Mandela’s pro-Palestinian legacy alive and well
Many South Africans see parallels between apartheid and Palestinian resistance, notwithstanding Israel’s disputing the comparison as a lie motivated by anti-Semitism
Days after his release from 27 years in prison in February 1990, Nelson Mandela gave Palestinian leader Yasser Arafat a bear hug, symbolising his embrace of a cause the governing ANC continues to champion.
It was a gesture as controversial then as SA’s support for the Palestinian cause is today, but Mandela brushed off criticism. Arafat’s Palestine Liberation Organisation had been an unwavering supporter of Mandela’s struggle against white minority rule and many South Africans saw parallels between it and the Palestinian resistance to Israeli occupation.
“We were fortunate that with their support, we were able to achieve our freedom. My grandfather said our freedom is incomplete without the Palestinian struggle,” his grandson Mandla Mandela recalled in an interview ahead of the 10th commemoration of Madiba’s death.
Mandla Mandela, who is also an ANC lawmaker, hosted a solidarity conference in Johannesburg for the Palestinians from December 3-5. It was attended by members of Hamas, an organisation Israel has vowed to annihilate in retaliation for its October 7 attack on southern Israel that killed 1,200 people and saw about 240 taken hostage, according to Israeli tallies.
Israeli bombing of Gaza since then has killed more than 15,500 people, according to Gaza’s Hamas-run government, and displaced more than three-quarters of the Gaza Strip’s 2.3-million population.
Last month, the ANC backed a motion in parliament to suspend diplomatic ties with Israel until it agreed to a ceasefire in Gaza.

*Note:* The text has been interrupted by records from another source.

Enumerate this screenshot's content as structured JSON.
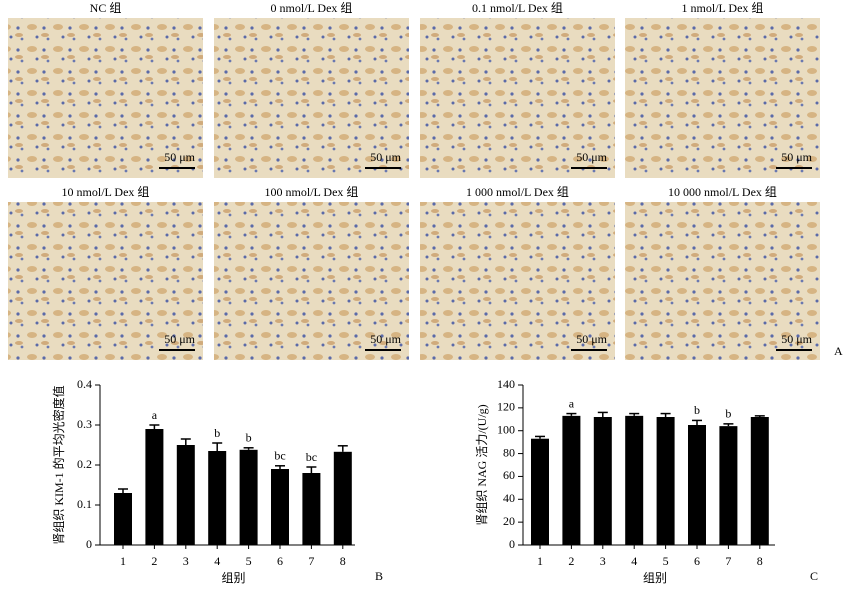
{
  "panel_a": {
    "label": "A",
    "scale_bar": "50 μm",
    "titles": [
      "NC 组",
      "0 nmol/L Dex 组",
      "0.1 nmol/L Dex 组",
      "1 nmol/L Dex 组",
      "10 nmol/L Dex 组",
      "100 nmol/L Dex 组",
      "1 000 nmol/L Dex 组",
      "10 000 nmol/L Dex 组"
    ]
  },
  "chart_data": [
    {
      "type": "bar",
      "panel_label": "B",
      "y_label": "肾组织 KIM-1 的平均光密度值",
      "x_label": "组别",
      "categories": [
        "1",
        "2",
        "3",
        "4",
        "5",
        "6",
        "7",
        "8"
      ],
      "values": [
        0.13,
        0.29,
        0.25,
        0.235,
        0.238,
        0.19,
        0.18,
        0.233
      ],
      "errors": [
        0.01,
        0.01,
        0.015,
        0.02,
        0.005,
        0.008,
        0.015,
        0.015
      ],
      "annotations": [
        null,
        "a",
        null,
        "b",
        "b",
        "bc",
        "bc",
        null
      ],
      "color": "#000000",
      "ylim": [
        0,
        0.4
      ],
      "yticks": [
        0,
        0.1,
        0.2,
        0.3,
        0.4
      ]
    },
    {
      "type": "bar",
      "panel_label": "C",
      "y_label": "肾组织 NAG 活力/(U/g)",
      "x_label": "组别",
      "categories": [
        "1",
        "2",
        "3",
        "4",
        "5",
        "6",
        "7",
        "8"
      ],
      "values": [
        93,
        113,
        112,
        113,
        112,
        105,
        104,
        112
      ],
      "errors": [
        2,
        2,
        4,
        2,
        3,
        4,
        2,
        1
      ],
      "annotations": [
        null,
        "a",
        null,
        null,
        null,
        "b",
        "b",
        null
      ],
      "color": "#000000",
      "ylim": [
        0,
        140
      ],
      "yticks": [
        0,
        20,
        40,
        60,
        80,
        100,
        120,
        140
      ]
    }
  ]
}
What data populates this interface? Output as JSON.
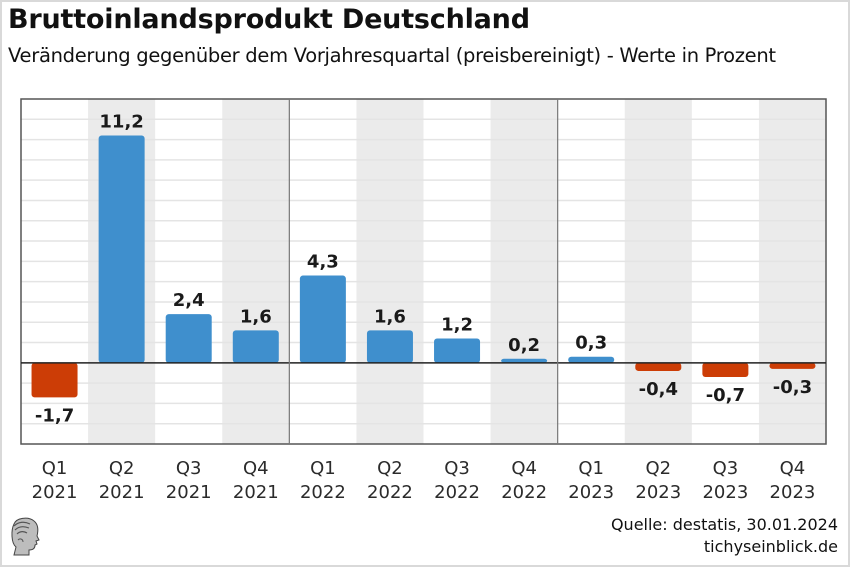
{
  "header": {
    "title": "Bruttoinlandsprodukt Deutschland",
    "subtitle": "Veränderung gegenüber dem Vorjahresquartal (preisbereinigt) - Werte in Prozent"
  },
  "footer": {
    "source": "Quelle: destatis, 30.01.2024",
    "site": "tichyseinblick.de",
    "logo": "hermes-head-logo-icon"
  },
  "colors": {
    "positive": "#3f8fcd",
    "negative": "#cc3d06",
    "band": "#ebebeb",
    "grid": "#e4e4e4",
    "axis": "#222222"
  },
  "chart_data": {
    "type": "bar",
    "title": "Bruttoinlandsprodukt Deutschland",
    "subtitle": "Veränderung gegenüber dem Vorjahresquartal (preisbereinigt) - Werte in Prozent",
    "xlabel": "",
    "ylabel": "",
    "categories": [
      [
        "Q1",
        "2021"
      ],
      [
        "Q2",
        "2021"
      ],
      [
        "Q3",
        "2021"
      ],
      [
        "Q4",
        "2021"
      ],
      [
        "Q1",
        "2022"
      ],
      [
        "Q2",
        "2022"
      ],
      [
        "Q3",
        "2022"
      ],
      [
        "Q4",
        "2022"
      ],
      [
        "Q1",
        "2023"
      ],
      [
        "Q2",
        "2023"
      ],
      [
        "Q3",
        "2023"
      ],
      [
        "Q4",
        "2023"
      ]
    ],
    "values": [
      -1.7,
      11.2,
      2.4,
      1.6,
      4.3,
      1.6,
      1.2,
      0.2,
      0.3,
      -0.4,
      -0.7,
      -0.3
    ],
    "value_labels": [
      "-1,7",
      "11,2",
      "2,4",
      "1,6",
      "4,3",
      "1,6",
      "1,2",
      "0,2",
      "0,3",
      "-0,4",
      "-0,7",
      "-0,3"
    ],
    "ylim": [
      -4,
      13
    ],
    "grid": true,
    "grid_step": 1,
    "year_separators_after_index": [
      3,
      7
    ],
    "alternating_bands": true,
    "legend": "none"
  }
}
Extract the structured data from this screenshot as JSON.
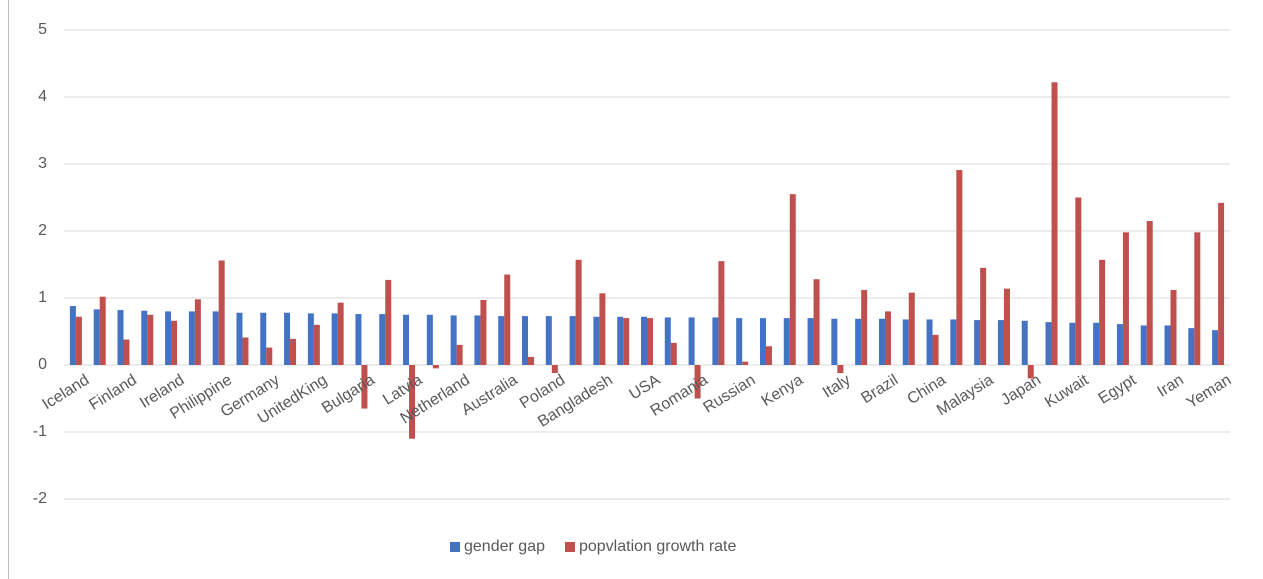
{
  "chart_data": {
    "type": "bar",
    "categories": [
      "Iceland",
      null,
      "Finland",
      null,
      "Ireland",
      null,
      "Philippine",
      null,
      "Germany",
      null,
      "UnitedKing",
      null,
      "Bulgaria",
      null,
      "Latvia",
      null,
      "Netherland",
      null,
      "Australia",
      null,
      "Poland",
      null,
      "Bangladesh",
      null,
      "USA",
      null,
      "Romania",
      null,
      "Russian",
      null,
      "Kenya",
      null,
      "Italy",
      null,
      "Brazil",
      null,
      "China",
      null,
      "Malaysia",
      null,
      "Japan",
      null,
      "Kuwait",
      null,
      "Egypt",
      null,
      "Iran",
      null,
      "Yeman"
    ],
    "series": [
      {
        "name": "gender gap",
        "color": "#4472c4",
        "values": [
          0.88,
          0.83,
          0.82,
          0.81,
          0.8,
          0.8,
          0.8,
          0.78,
          0.78,
          0.78,
          0.77,
          0.77,
          0.76,
          0.76,
          0.75,
          0.75,
          0.74,
          0.74,
          0.73,
          0.73,
          0.73,
          0.73,
          0.72,
          0.72,
          0.72,
          0.71,
          0.71,
          0.71,
          0.7,
          0.7,
          0.7,
          0.7,
          0.69,
          0.69,
          0.69,
          0.68,
          0.68,
          0.68,
          0.67,
          0.67,
          0.66,
          0.64,
          0.63,
          0.63,
          0.61,
          0.59,
          0.59,
          0.55,
          0.52
        ]
      },
      {
        "name": "popvlation growth rate",
        "color": "#c0504d",
        "values": [
          0.72,
          1.02,
          0.38,
          0.75,
          0.66,
          0.98,
          1.56,
          0.41,
          0.26,
          0.39,
          0.6,
          0.93,
          -0.65,
          1.27,
          -1.1,
          -0.05,
          0.3,
          0.97,
          1.35,
          0.12,
          -0.12,
          1.57,
          1.07,
          0.7,
          0.7,
          0.33,
          -0.5,
          1.55,
          0.05,
          0.28,
          2.55,
          1.28,
          -0.12,
          1.12,
          0.8,
          1.08,
          0.45,
          2.91,
          1.45,
          1.14,
          -0.2,
          4.22,
          2.5,
          1.57,
          1.98,
          2.15,
          1.12,
          1.98,
          2.42
        ]
      }
    ],
    "ylim": [
      -2,
      5
    ],
    "yticks": [
      -2,
      -1,
      0,
      1,
      2,
      3,
      4,
      5
    ],
    "grid": true,
    "legend": "bottom"
  }
}
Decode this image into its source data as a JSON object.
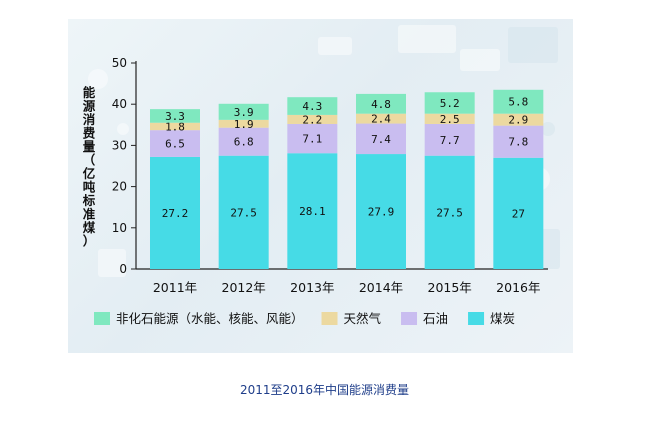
{
  "caption": "2011至2016年中国能源消费量",
  "chart_data": {
    "type": "bar",
    "stacked": true,
    "title": "",
    "xlabel": "",
    "ylabel": "能源消费量（亿吨标准煤）",
    "ylim": [
      0,
      50
    ],
    "yticks": [
      0,
      10,
      20,
      30,
      40,
      50
    ],
    "grid": false,
    "legend_position": "bottom",
    "categories": [
      "2011年",
      "2012年",
      "2013年",
      "2014年",
      "2015年",
      "2016年"
    ],
    "series": [
      {
        "name": "煤炭",
        "color": "#46dbe6",
        "values": [
          27.2,
          27.5,
          28.1,
          27.9,
          27.5,
          27
        ],
        "labels": [
          "27.2",
          "27.5",
          "28.1",
          "27.9",
          "27.5",
          "27"
        ]
      },
      {
        "name": "石油",
        "color": "#c9bdf0",
        "values": [
          6.5,
          6.8,
          7.1,
          7.4,
          7.7,
          7.8
        ],
        "labels": [
          "6.5",
          "6.8",
          "7.1",
          "7.4",
          "7.7",
          "7.8"
        ]
      },
      {
        "name": "天然气",
        "color": "#ecd9a0",
        "values": [
          1.8,
          1.9,
          2.2,
          2.4,
          2.5,
          2.9
        ],
        "labels": [
          "1.8",
          "1.9",
          "2.2",
          "2.4",
          "2.5",
          "2.9"
        ]
      },
      {
        "name": "非化石能源（水能、核能、风能）",
        "color": "#7fe8bf",
        "values": [
          3.3,
          3.9,
          4.3,
          4.8,
          5.2,
          5.8
        ],
        "labels": [
          "3.3",
          "3.9",
          "4.3",
          "4.8",
          "5.2",
          "5.8"
        ]
      }
    ],
    "legend_order": [
      3,
      2,
      1,
      0
    ]
  }
}
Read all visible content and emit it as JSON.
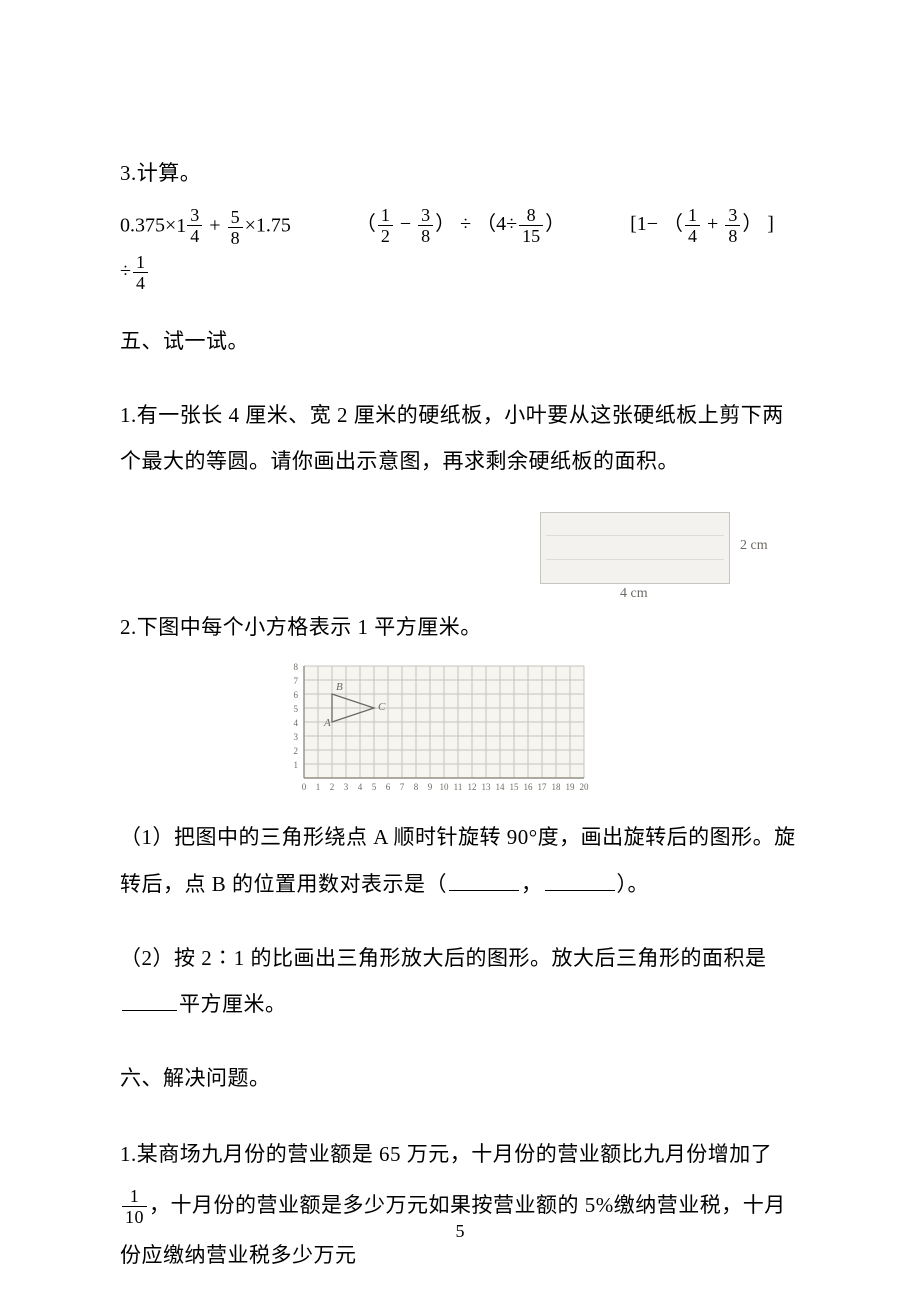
{
  "q3": {
    "title": "3.计算。",
    "eq1_a": "0.375×",
    "eq1_mixed_whole": "1",
    "eq1_mixed_num": "3",
    "eq1_mixed_den": "4",
    "eq1_b": " + ",
    "eq1_f2_num": "5",
    "eq1_f2_den": "8",
    "eq1_c": "×1.75",
    "eq2_a": "（",
    "eq2_f1_num": "1",
    "eq2_f1_den": "2",
    "eq2_b": " − ",
    "eq2_f2_num": "3",
    "eq2_f2_den": "8",
    "eq2_c": "） ÷ （4÷",
    "eq2_f3_num": "8",
    "eq2_f3_den": "15",
    "eq2_d": "）",
    "eq3_a": "[1− （",
    "eq3_f1_num": "1",
    "eq3_f1_den": "4",
    "eq3_b": " + ",
    "eq3_f2_num": "3",
    "eq3_f2_den": "8",
    "eq3_c": "） ]",
    "eq3_cont_a": "÷",
    "eq3_cont_num": "1",
    "eq3_cont_den": "4"
  },
  "s5": {
    "heading": "五、试一试。",
    "q1": "1.有一张长 4 厘米、宽 2 厘米的硬纸板，小叶要从这张硬纸板上剪下两个最大的等圆。请你画出示意图，再求剩余硬纸板的面积。",
    "rect": {
      "width_label": "4 cm",
      "height_label": "2 cm",
      "box_bg": "#f3f2ee",
      "box_border": "#c8c6c0",
      "label_color": "#6d6a63"
    },
    "q2_title": "2.下图中每个小方格表示 1 平方厘米。",
    "grid": {
      "cols": 20,
      "rows": 8,
      "cell": 14,
      "origin_x": 24,
      "origin_y": 6,
      "line_color": "#c7c4bb",
      "axis_color": "#928f86",
      "text_color": "#6f6c64",
      "bg_color": "#f6f5f0",
      "triangle_color": "#6b6860",
      "x_ticks": [
        "0",
        "1",
        "2",
        "3",
        "4",
        "5",
        "6",
        "7",
        "8",
        "9",
        "10",
        "11",
        "12",
        "13",
        "14",
        "15",
        "16",
        "17",
        "18",
        "19",
        "20"
      ],
      "y_ticks": [
        "1",
        "2",
        "3",
        "4",
        "5",
        "6",
        "7",
        "8"
      ],
      "triangle": {
        "A": [
          2,
          4
        ],
        "B": [
          2,
          6
        ],
        "C": [
          5,
          5
        ]
      },
      "labels": {
        "A": "A",
        "B": "B",
        "C": "C"
      }
    },
    "q2_p1_a": "（1）把图中的三角形绕点 A 顺时针旋转 90°度，画出旋转后的图形。旋转后，点 B 的位置用数对表示是（",
    "q2_p1_b": "，",
    "q2_p1_c": "）。",
    "q2_p2_a": "（2）按 2∶1 的比画出三角形放大后的图形。放大后三角形的面积是",
    "q2_p2_b": "平方厘米。"
  },
  "s6": {
    "heading": "六、解决问题。",
    "q1_a": "1.某商场九月份的营业额是 65 万元，十月份的营业额比九月份增加了",
    "q1_frac_num": "1",
    "q1_frac_den": "10",
    "q1_b": "，十月份的营业额是多少万元如果按营业额的 5%缴纳营业税，十月份应缴纳营业税多少万元"
  },
  "page_number": "5"
}
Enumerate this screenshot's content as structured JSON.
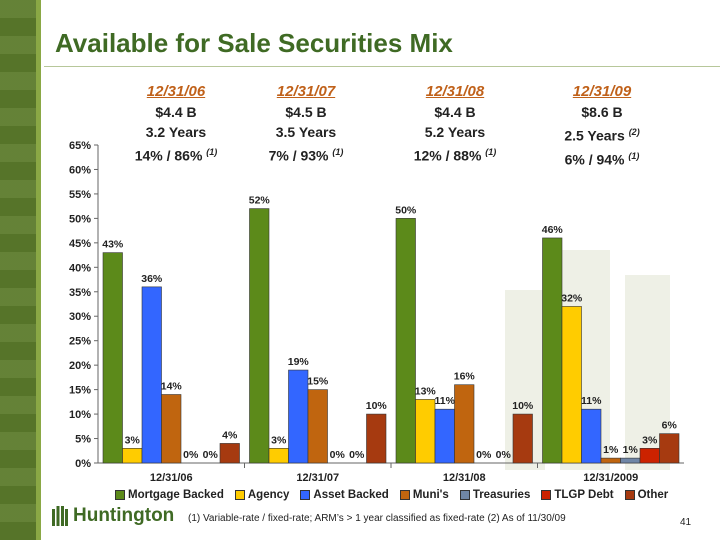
{
  "title": "Available for Sale Securities Mix",
  "columns": [
    {
      "date": "12/31/06",
      "amount": "$4.4 B",
      "duration": "3.2 Years",
      "mix": "14% / 86%",
      "mix_note": "(1)"
    },
    {
      "date": "12/31/07",
      "amount": "$4.5 B",
      "duration": "3.5 Years",
      "mix": "7% / 93%",
      "mix_note": "(1)"
    },
    {
      "date": "12/31/08",
      "amount": "$4.4 B",
      "duration": "5.2 Years",
      "mix": "12% / 88%",
      "mix_note": "(1)"
    },
    {
      "date": "12/31/09",
      "amount": "$8.6 B",
      "duration": "2.5 Years",
      "duration_note": "(2)",
      "mix": "6% / 94%",
      "mix_note": "(1)"
    }
  ],
  "chart_data": {
    "type": "bar",
    "categories": [
      "12/31/06",
      "12/31/07",
      "12/31/08",
      "12/31/2009"
    ],
    "series": [
      {
        "name": "Mortgage Backed",
        "color": "#5c8a1a",
        "values": [
          43,
          52,
          50,
          46
        ],
        "labels": [
          "43%",
          "52%",
          "50%",
          "46%"
        ]
      },
      {
        "name": "Agency",
        "color": "#ffcc00",
        "values": [
          3,
          3,
          13,
          32
        ],
        "labels": [
          "3%",
          "3%",
          "13%",
          "32%"
        ]
      },
      {
        "name": "Asset Backed",
        "color": "#3366ff",
        "values": [
          36,
          19,
          11,
          11
        ],
        "labels": [
          "36%",
          "19%",
          "11%",
          "11%"
        ]
      },
      {
        "name": "Muni's",
        "color": "#c0650f",
        "values": [
          14,
          15,
          16,
          1
        ],
        "labels": [
          "14%",
          "15%",
          "16%",
          "1%"
        ]
      },
      {
        "name": "Treasuries",
        "color": "#6f86a6",
        "values": [
          0,
          0,
          0,
          1
        ],
        "labels": [
          "0%",
          "0%",
          "0%",
          "1%"
        ]
      },
      {
        "name": "TLGP Debt",
        "color": "#cc2200",
        "values": [
          0,
          0,
          0,
          3
        ],
        "labels": [
          "0%",
          "0%",
          "0%",
          "3%"
        ]
      },
      {
        "name": "Other",
        "color": "#a63a10",
        "values": [
          4,
          10,
          10,
          6
        ],
        "labels": [
          "4%",
          "10%",
          "10%",
          "6%"
        ]
      }
    ],
    "yticks": [
      "0%",
      "5%",
      "10%",
      "15%",
      "20%",
      "25%",
      "30%",
      "35%",
      "40%",
      "45%",
      "50%",
      "55%",
      "60%",
      "65%"
    ],
    "ylim": [
      0,
      65
    ],
    "legend": "bottom",
    "grid": false
  },
  "logo_text": "Huntington",
  "footnote": "(1)  Variable-rate / fixed-rate;  ARM’s > 1 year classified as fixed-rate    (2)  As of 11/30/09",
  "page_number": "41"
}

“Palestinians still do not fully enjoy their freedom on their land. Instead their land has been annexed more and more, something we also faced in SA,” said Obed Bapela, the ANC’s deputy chair of international relations.
Israel has disputed the comparison with apartheid as a lie motivated by anti-Semitism, but many South Africans follow Mandela’s lead.
“That’s something Mandela never compromised on and nor should we,” poet and author Lebogang Mashile said.
Some members of SA’s Jewish community criticise the ANC’s stance, pointing out that Mandela himself eventually tried to build bridges with Israel.
Historian and author of Jewish Memories of Mandela, David Saks, noted Mandela was the only SA president to have visited Israel since 1994 — albeit after he left office — and that “he received a rapturous welcome from the Israeli public”, addressing then-prime minister Ehud Barak and then-president Ezer Weisman as “my friends”.
“He pointed the way which things should have gone [diplomatically with Israel], but [they] didn’t go that way.”